Las actuales revoluciones árabes estallaron en relación con el tema del desempleo, y su núcleo está formado por jóvenes de alto nivel de educación con ambiciones frustradas, un sector de la población que tiene mucho en común con los estudiantes que protestan en Londres y Roma.
Si bien la principal exigencia en el mundo árabe se centra en el fin de la tiranía y los gobiernos autoritarios, detrás de esa demanda hay una serie de reivindicaciones sociales que no sólo suponen el fin de la dependencia y la pobreza, sino también una transferencia del poder a una población inteligente y muy capacitada. El abandono del poder por parte de Zine al-Avidine Ben Alí y Hosni Mubarak o Muammar Kadafi no es más que el primer paso. La organización de las revueltas recuerda lo que venimos viendo desde hace más de diez años desde Seattle hasta Buenos Aires, Génova y Cochabamba, Bolivia: una red horizontal que no tiene un solo líder central. Los órganos opositores tradicionales pueden participar en esa red, pero no pueden dirigirla. Los observadores externos han tratado de designar a un líder de las revueltas egipcias desde sus comienzos: tal vez Mohamed El Baradei, quizás el gerente de marketing de Google, Wael Ghonim. Temen que la Hermandad Musulmana u otra organización tome el control de los acontecimientos. Lo que no entienden es que la multitud puede organizarse sin un centro, que la imposición de un líder o la asimilación a una organización tradicional socavarían su poder. El predominio en las revueltas de herramientas de redes sociales, tales como Facebook, YouTube y Twitter, es síntoma, y no causa, de esa estructura. Esas son las formas de expresión de una población inteligente capaz de organizarse de forma autónoma.

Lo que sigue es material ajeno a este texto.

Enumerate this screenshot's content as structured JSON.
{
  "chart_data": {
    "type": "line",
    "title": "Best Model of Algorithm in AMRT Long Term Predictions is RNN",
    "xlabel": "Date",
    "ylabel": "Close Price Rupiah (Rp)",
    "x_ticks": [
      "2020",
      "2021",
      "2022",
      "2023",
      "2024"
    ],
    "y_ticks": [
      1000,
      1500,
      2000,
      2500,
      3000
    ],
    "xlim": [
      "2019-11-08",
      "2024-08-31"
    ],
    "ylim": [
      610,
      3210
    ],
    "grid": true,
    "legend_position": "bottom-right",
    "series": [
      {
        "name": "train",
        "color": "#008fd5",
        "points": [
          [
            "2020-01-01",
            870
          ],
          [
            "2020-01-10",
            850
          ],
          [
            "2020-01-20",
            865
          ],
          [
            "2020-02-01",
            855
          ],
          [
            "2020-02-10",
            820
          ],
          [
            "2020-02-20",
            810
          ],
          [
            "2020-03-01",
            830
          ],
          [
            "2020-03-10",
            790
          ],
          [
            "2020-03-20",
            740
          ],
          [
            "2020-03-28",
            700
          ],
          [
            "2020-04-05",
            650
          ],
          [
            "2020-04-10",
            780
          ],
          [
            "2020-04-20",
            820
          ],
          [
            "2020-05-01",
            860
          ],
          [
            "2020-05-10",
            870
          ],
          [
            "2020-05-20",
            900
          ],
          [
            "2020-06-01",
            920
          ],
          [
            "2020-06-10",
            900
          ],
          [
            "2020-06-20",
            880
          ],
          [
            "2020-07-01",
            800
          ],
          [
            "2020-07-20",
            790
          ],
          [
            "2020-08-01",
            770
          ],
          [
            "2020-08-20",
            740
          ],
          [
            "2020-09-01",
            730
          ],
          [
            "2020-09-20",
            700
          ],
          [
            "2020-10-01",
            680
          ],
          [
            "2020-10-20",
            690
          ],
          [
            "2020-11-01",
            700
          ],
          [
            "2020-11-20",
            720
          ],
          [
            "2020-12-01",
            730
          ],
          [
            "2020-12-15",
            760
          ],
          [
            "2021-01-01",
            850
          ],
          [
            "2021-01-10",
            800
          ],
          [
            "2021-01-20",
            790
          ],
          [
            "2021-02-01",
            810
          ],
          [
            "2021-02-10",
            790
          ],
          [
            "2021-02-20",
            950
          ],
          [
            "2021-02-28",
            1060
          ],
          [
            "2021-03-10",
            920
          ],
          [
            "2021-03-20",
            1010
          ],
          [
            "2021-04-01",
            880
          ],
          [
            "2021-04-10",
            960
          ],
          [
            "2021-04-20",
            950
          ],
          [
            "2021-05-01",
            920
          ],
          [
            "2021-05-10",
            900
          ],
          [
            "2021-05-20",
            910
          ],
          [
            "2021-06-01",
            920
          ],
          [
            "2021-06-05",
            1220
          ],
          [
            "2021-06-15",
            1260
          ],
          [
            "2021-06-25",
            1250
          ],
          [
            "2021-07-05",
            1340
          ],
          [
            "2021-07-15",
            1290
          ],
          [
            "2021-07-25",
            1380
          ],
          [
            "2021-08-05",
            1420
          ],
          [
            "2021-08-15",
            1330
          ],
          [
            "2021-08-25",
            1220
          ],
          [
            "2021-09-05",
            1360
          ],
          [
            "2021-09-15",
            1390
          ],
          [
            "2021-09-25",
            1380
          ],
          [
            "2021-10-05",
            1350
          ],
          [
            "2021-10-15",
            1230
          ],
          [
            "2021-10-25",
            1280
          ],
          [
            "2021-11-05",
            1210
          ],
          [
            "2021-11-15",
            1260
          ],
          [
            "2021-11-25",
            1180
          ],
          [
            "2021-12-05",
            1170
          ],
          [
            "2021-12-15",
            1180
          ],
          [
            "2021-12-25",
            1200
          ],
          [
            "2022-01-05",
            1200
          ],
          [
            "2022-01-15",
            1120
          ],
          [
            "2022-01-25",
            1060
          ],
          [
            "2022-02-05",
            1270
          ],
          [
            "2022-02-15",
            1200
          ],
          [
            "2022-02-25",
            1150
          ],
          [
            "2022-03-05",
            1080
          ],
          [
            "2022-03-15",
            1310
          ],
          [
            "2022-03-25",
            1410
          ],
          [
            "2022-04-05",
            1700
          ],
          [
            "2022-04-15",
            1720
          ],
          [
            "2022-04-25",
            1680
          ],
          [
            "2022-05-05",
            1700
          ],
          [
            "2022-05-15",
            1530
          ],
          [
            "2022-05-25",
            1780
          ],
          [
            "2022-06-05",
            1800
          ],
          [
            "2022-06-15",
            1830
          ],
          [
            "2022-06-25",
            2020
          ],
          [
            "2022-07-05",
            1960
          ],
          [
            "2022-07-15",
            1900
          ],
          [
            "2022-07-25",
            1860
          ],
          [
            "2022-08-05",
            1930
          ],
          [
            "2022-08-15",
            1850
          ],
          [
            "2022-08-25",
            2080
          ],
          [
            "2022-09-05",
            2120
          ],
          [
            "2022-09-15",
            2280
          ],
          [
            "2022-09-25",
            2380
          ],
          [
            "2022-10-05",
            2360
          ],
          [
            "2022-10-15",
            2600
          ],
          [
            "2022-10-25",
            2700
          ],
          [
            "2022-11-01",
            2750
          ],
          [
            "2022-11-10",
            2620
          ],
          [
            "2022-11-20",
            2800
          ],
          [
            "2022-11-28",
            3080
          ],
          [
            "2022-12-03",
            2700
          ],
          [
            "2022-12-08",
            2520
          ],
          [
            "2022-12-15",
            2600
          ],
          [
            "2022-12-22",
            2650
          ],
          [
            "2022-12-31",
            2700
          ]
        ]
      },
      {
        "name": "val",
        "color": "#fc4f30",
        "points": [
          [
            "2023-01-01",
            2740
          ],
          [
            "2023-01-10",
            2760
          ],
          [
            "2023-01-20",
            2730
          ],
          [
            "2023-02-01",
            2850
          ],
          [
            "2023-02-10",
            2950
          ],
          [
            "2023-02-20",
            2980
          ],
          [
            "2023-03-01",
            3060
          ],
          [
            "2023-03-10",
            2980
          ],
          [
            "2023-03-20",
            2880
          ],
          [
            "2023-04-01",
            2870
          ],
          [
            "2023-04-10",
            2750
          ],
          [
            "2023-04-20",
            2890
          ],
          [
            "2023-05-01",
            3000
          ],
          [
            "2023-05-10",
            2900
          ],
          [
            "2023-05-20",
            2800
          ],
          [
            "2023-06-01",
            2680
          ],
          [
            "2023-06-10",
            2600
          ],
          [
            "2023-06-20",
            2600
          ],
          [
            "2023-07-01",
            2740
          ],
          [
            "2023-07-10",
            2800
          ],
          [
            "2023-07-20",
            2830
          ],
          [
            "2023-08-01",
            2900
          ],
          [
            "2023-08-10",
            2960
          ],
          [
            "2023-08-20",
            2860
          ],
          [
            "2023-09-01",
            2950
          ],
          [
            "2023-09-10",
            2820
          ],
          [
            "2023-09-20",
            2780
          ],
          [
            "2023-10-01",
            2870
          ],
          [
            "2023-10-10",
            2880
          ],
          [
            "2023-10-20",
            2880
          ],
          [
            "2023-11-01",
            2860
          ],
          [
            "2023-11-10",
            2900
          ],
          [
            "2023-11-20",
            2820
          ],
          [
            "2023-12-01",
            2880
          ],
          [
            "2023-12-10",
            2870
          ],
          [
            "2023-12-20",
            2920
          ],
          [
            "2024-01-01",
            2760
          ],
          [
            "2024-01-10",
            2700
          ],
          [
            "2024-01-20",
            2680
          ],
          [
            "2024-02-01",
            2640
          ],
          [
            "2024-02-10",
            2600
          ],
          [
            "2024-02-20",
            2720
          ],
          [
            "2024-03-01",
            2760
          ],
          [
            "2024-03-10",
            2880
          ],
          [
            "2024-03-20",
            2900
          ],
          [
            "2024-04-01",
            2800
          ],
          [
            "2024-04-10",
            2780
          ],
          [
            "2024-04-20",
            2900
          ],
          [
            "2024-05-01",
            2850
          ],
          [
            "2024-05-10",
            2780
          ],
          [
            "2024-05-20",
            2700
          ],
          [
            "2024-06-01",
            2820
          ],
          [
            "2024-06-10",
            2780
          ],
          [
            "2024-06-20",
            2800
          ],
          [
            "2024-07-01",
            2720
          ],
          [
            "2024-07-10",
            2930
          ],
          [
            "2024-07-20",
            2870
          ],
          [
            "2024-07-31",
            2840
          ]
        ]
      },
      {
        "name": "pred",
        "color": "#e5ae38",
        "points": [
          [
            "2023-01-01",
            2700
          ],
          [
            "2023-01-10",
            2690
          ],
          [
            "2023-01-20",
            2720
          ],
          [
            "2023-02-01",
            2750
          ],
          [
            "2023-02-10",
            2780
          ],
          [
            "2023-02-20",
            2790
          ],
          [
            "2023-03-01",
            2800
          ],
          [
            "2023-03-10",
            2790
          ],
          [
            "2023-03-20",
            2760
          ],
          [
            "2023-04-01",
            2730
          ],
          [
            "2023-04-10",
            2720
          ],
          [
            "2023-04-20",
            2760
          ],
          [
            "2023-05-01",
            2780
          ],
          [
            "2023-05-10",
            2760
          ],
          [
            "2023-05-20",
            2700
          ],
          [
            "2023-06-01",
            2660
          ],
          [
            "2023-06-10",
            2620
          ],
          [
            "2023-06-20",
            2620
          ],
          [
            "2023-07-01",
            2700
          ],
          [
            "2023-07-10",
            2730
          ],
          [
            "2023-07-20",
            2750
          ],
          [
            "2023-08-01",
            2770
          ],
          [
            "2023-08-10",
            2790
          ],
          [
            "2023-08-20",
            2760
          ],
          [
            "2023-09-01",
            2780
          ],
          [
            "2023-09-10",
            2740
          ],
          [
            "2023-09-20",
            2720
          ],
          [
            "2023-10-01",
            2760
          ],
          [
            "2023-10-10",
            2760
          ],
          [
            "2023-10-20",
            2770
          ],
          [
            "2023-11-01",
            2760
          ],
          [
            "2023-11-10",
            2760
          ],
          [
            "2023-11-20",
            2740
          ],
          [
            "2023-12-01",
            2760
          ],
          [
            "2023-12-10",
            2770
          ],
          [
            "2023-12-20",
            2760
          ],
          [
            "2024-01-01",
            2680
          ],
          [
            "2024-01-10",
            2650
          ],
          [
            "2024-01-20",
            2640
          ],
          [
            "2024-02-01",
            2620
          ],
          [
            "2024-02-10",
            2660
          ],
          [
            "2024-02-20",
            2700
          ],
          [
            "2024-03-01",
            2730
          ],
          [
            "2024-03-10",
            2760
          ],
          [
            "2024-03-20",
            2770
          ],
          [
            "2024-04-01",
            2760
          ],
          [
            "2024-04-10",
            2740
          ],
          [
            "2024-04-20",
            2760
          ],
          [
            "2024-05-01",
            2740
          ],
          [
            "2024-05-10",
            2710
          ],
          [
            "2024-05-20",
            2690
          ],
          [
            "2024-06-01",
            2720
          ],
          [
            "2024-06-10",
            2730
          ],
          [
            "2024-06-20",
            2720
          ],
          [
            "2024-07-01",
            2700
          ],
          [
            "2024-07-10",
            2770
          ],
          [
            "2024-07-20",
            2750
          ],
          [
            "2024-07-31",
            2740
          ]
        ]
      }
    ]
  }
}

Si bien esos movimientos rechazan la dirección central, deben consolidar sus demandas para vincular los segmentos más activos de la rebelión con las necesidades de la gran mayoría de la población. Las insurrecciones de los jóvenes árabes sin duda no apuntan a una constitución liberal tradicional que se limite a garantizar una dinámica electoral regular, sino más bien a una forma de democracia adecuada a las nuevas formas de expresión y las necesidades de la multitud. Eso debe comprender, ante todo, un reconocimiento constitucional de la libertad de expresión.
Por otra parte, dado que lo que desencadenó los levantamientos no fue sólo el desempleo y la pobreza, sino también la capacidad productiva y de expresión frustrada, sobre todo entre los jóvenes, una respuesta constitucional radical tiene que idear un plan común para administrar los recursos naturales y la producción social. Se trata de un umbral que el neoliberalismo no puede pasar y que cuestiona el capitalismo. Un gobierno islámico es por completo inadecuado para abordar esas necesidades. Aquí la insurrección no pasa sólo por los equilibrios del norte de Africa y Medio Oriente sino también por el sistema global de dirección económica.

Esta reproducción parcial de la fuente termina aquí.